The biggest risk to our expectation of an early liftoff is the guidance in the FOMC statement that even the first rate hike requires maximum employment. However, with inflation far above target, unemployment likely below the median participant’s 4% NAIRU estimate, and plenty of jobs available, we think the FOMC will conclude that most if not all of the remaining weakness in labor force participation is structural or voluntary. A few dovish FOMC participants might object, pointing to either participation or some shortfall from the Fed’s broad-based and inclusive maximum employment goal.
Because we expect growth and inflation to settle down by year-end without a need for aggressive monetary policy tightening, we have penciled in a slower pace of two hikes per year starting in 2023. We see this pace as plausible either as a dovish response if inflation remains modestly above 2%—with less urgency to normalize back to neutral than under the Fed’s more preemptive approach last cycle—or as an average outcome if inflation fluctuates above and below 2%.
The range of possible outcomes is wide, especially in the longer term.

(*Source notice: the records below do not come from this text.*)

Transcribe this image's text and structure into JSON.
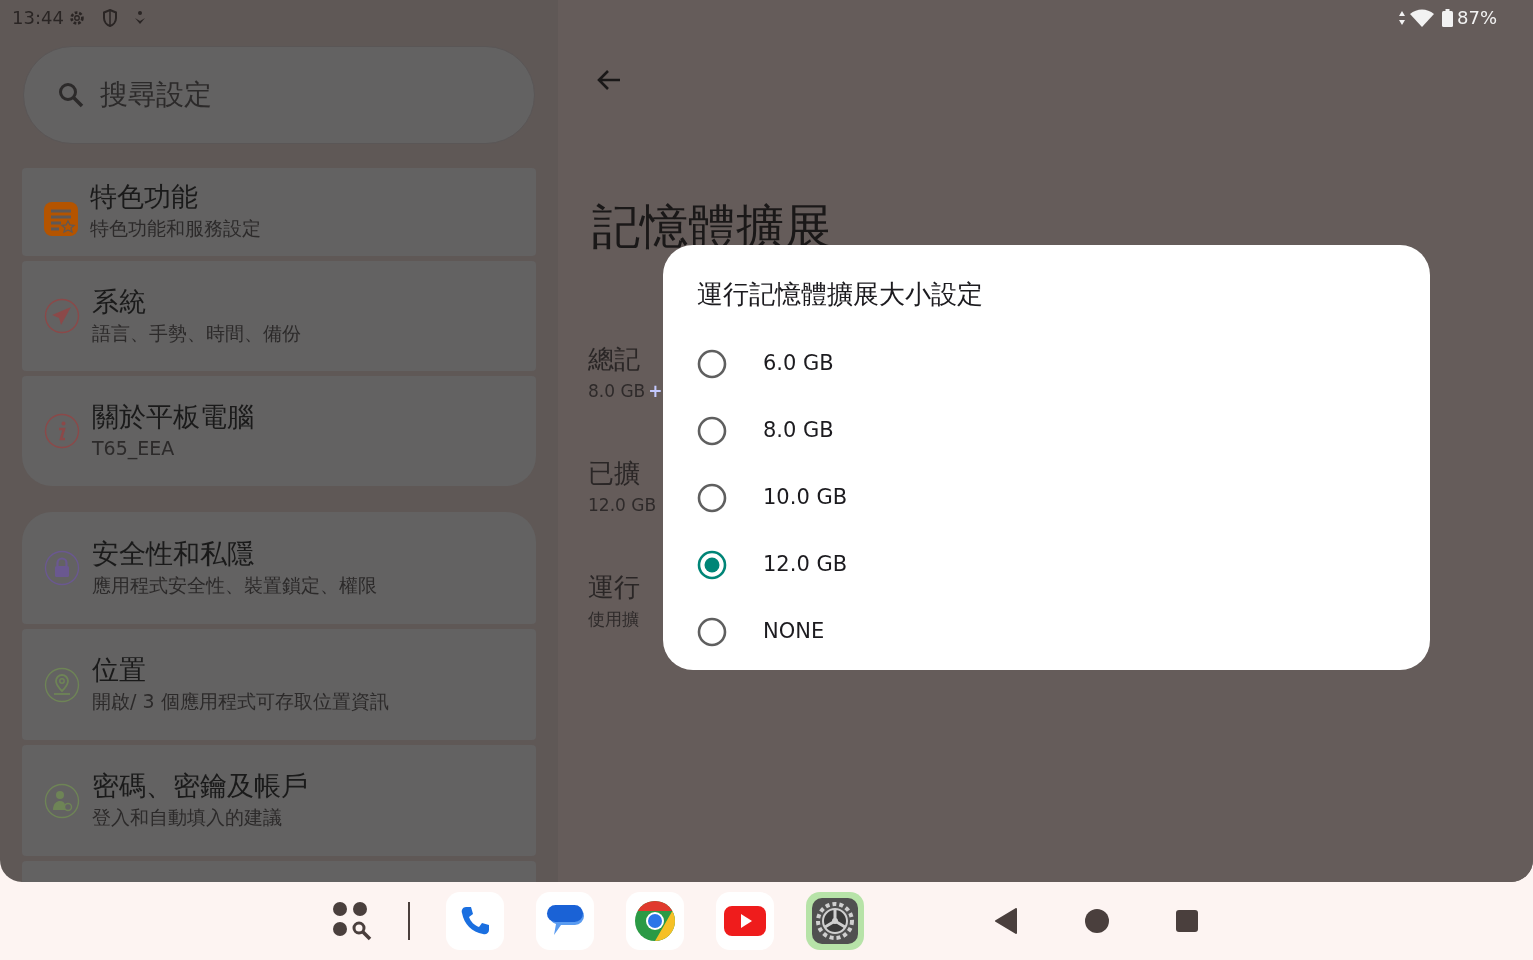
{
  "status_bar": {
    "time": "13:44",
    "battery": "87%"
  },
  "search": {
    "placeholder": "搜尋設定"
  },
  "settings_items": [
    {
      "kind": "features",
      "title": "特色功能",
      "subtitle": "特色功能和服務設定"
    },
    {
      "kind": "system",
      "title": "系統",
      "subtitle": "語言、手勢、時間、備份"
    },
    {
      "kind": "about",
      "title": "關於平板電腦",
      "subtitle": "T65_EEA"
    },
    {
      "kind": "security",
      "title": "安全性和私隱",
      "subtitle": "應用程式安全性、裝置鎖定、權限"
    },
    {
      "kind": "location",
      "title": "位置",
      "subtitle": "開啟/ 3 個應用程式可存取位置資訊"
    },
    {
      "kind": "accounts",
      "title": "密碼、密鑰及帳戶",
      "subtitle": "登入和自動填入的建議"
    }
  ],
  "detail": {
    "title": "記憶體擴展",
    "rows": [
      {
        "label": "總記",
        "value": "8.0 GB",
        "extra": "+"
      },
      {
        "label": "已擴",
        "value": "12.0 GB"
      },
      {
        "label": "運行",
        "value": "使用擴"
      }
    ]
  },
  "dialog": {
    "title": "運行記憶體擴展大小設定",
    "options": [
      {
        "label": "6.0 GB",
        "selected": false
      },
      {
        "label": "8.0 GB",
        "selected": false
      },
      {
        "label": "10.0 GB",
        "selected": false
      },
      {
        "label": "12.0 GB",
        "selected": true
      },
      {
        "label": "NONE",
        "selected": false
      }
    ]
  },
  "taskbar": {
    "apps": [
      {
        "kind": "phone",
        "selected": false
      },
      {
        "kind": "messages",
        "selected": false
      },
      {
        "kind": "browser",
        "selected": false
      },
      {
        "kind": "video",
        "selected": false
      },
      {
        "kind": "settings",
        "selected": true
      }
    ]
  }
}
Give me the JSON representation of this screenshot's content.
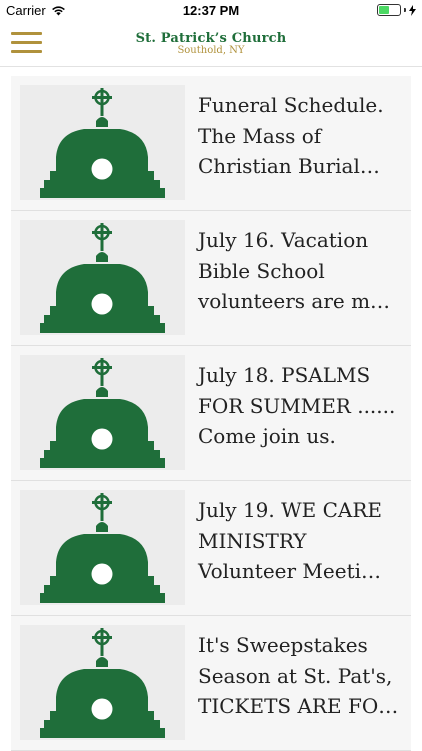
{
  "status_bar": {
    "carrier": "Carrier",
    "time": "12:37 PM"
  },
  "header": {
    "menu_icon": "hamburger-menu-icon",
    "logo_title": "St. Patrick’s Church",
    "logo_subtitle": "Southold, NY",
    "accent_color": "#b0923c",
    "brand_color": "#1f6e3a"
  },
  "news": [
    {
      "thumbnail_icon": "church-dome-icon",
      "title": "Funeral Schedule.\nThe Mass of\nChristian Burial…"
    },
    {
      "thumbnail_icon": "church-dome-icon",
      "title": "July 16. Vacation\nBible School\nvolunteers are m…"
    },
    {
      "thumbnail_icon": "church-dome-icon",
      "title": "July 18. PSALMS\nFOR SUMMER ......\nCome join us."
    },
    {
      "thumbnail_icon": "church-dome-icon",
      "title": "July 19. WE CARE\nMINISTRY\nVolunteer Meeti…"
    },
    {
      "thumbnail_icon": "church-dome-icon",
      "title": "It's Sweepstakes\nSeason at St. Pat's,\nTICKETS ARE FO…"
    }
  ]
}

We recently provided a stylized scenario analysis of possible paths for the Fed weighted by our judgmental estimates of their probabilities (Exhibit 11, left), in order to make our views more comparable to market pricing. We see two main takeaways. First, the risks around our baseline look reasonably symmetric, which is not always the case. Second, our weighted average view implies that the market is pricing a bit too much tightening up front and a bit too little later on, even relative to our baseline expectation of a fairly slow pace and our view that there is some chance of hikes pausing if inflation falls below 2% down the road.